Egyptian-American Aid Worker, Released From Cairo Jail, Returns To U.S.

Aya Hijazi and her Egyptian husband were accused of child abuse, but human rights groups called the charges specious and prosecutors offered no proof. The couple were jailed for nearly three years.

An Egyptian-American aid worker and her Egyptian husband have returned to the U.S. after being imprisoned for nearly three years in Egypt, over charges of child abuse that were widely regarded as specious.

U.S. officials had unsuccessfully advocated for Aya Hijazi's release for years. When Egyptian President Abdel-Fattah el-Sissi visited President Trump at the White House earlier this month, officials said Hijazi's case would be among the topics of discussion. (Former President Barack Obama never invited Sissi to Washington, over objections to Sissi's human rights record.)

The Washington Post reports that Trump and his aides "worked for several weeks" to negotiate Hijazi's release.

A few weeks after Sissi visited Washington, a Cairo court dropped the charges against the couple. Hijazi was released Tuesday, her lawyer tells NPR.

Now Hijazi and her husband, Mohamed Hassanein, have arrived in the U.S.

A spokesman for the Robert F. Kennedy Human Rights organization tells NPR Hijazi landed Thursday night at Joint Base Andrews on a military flight from Cairo. RFK Human Rights has been working with Hijazi's family to lobby for her release.

A graduate of Virginia's George Mason University, Hijazi moved to Cairo with Hassanein. In 2013 they launched a nonprofit, Beladi, that cared for and educated street children.

They were arrested in 2014 and charged with abusing the children in their care. Prosecutors never proved their case; instead, the trial was repeatedly delayed, extending Hijazi and Hassanein's time in prison.

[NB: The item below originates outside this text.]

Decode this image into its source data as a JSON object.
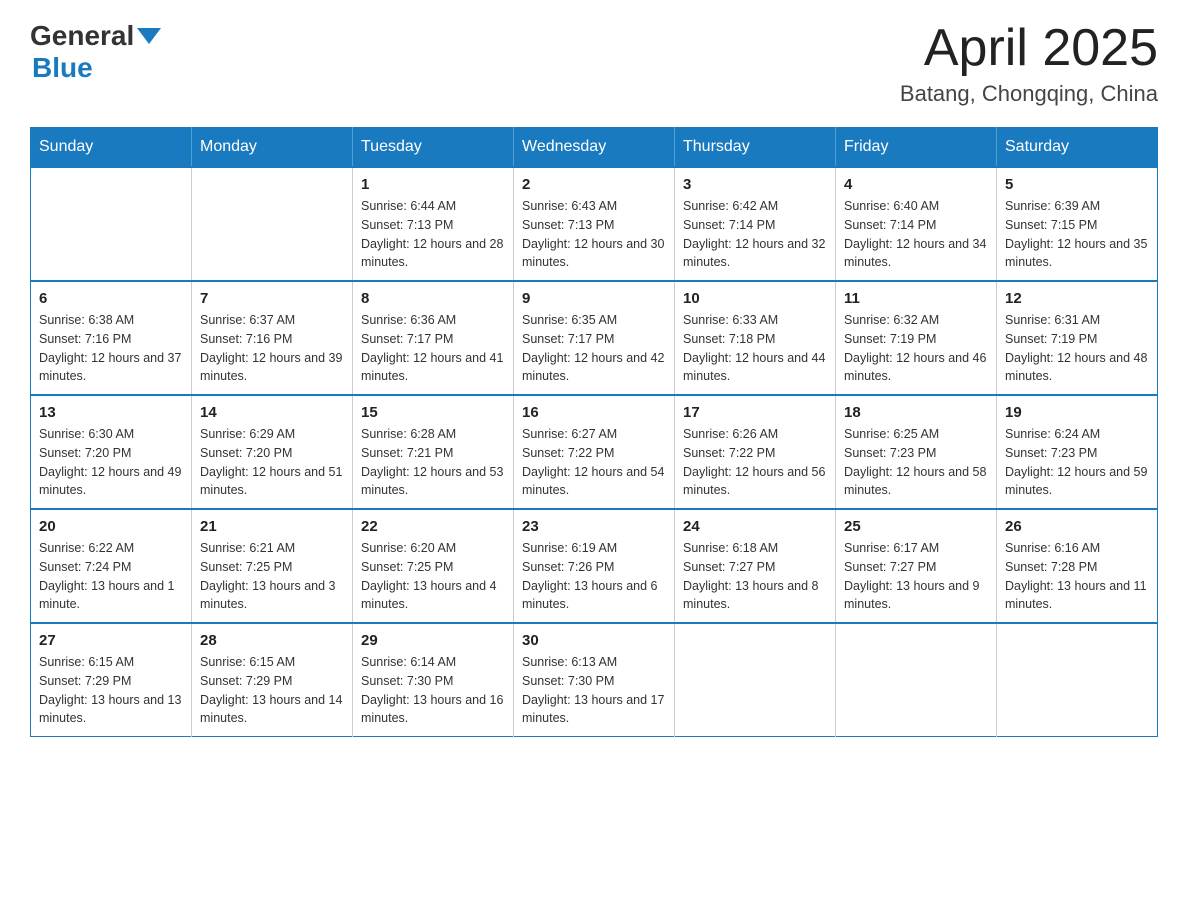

Hijazi's mother told NPR the charges were completely unfounded.

"She was very strict about no slapping, no beating, no cursing, no cussing of these kids," Naglaa Hosny told NPR's Leila Fadel in 2015. And she did not allow any of the volunteers to call them awlad shawaraa — street kids. She told them they are awlad beladi -- the children of my country."

When Hijazi, Hassanein and five other people were arrested, Hijazi was hit during her interrogation.

"She did not cry," Hosny said of her daughter. "She's a tough one."

But when authorities read the accusations of physical and sexual abuse of the children, "that's when she started crying."

Human rights groups said the charges were unfounded, and that the arrests were part of a crackdown on nongovernmental organizations. "A government forensic report provided by Hijazi's lawyer concluded there were no signs of sexual abuse when the children would've been at the shelter," Leila reported in 2015.

Years passed and the couple remained in jail, without a trial.

"The international human rights group Human Rights Watch says witnesses for the prosecution disappeared or recanted, and [Hijazi] was never even allowed to meet with her lawyers privately," NPR's Jane Arraf reported earlier this week.

Jane reports that Sissi's government has shut down numerous other nonprofits, especially those that receive funding from abroad, and that many other people are jailed in similar circumstances.

The future of Hijazi and Hassanein's nonprofit, Beladi, is unclear. "By all accounts," Jane says, "it actually made a difference in a lot of kids' lives."

"Hassanein ... has said he wants to continue the work they're doing with these kids," Jane reports. "They have a real connection to a lot of these kids. But that looks like it's going to be very difficult, so there's been a crackdown here that's been in place for years, ever since the government here took power in a military coup. And there's a state of emergency that curtails freedom of movement, and it allows police to basically arrest people without charge.

"So it's become extremely difficult for anyone not working with the government."

In 2015, Aya Hijazi's mother told NPR that after her daughter was arrested, the children she used to help are "back on the streets."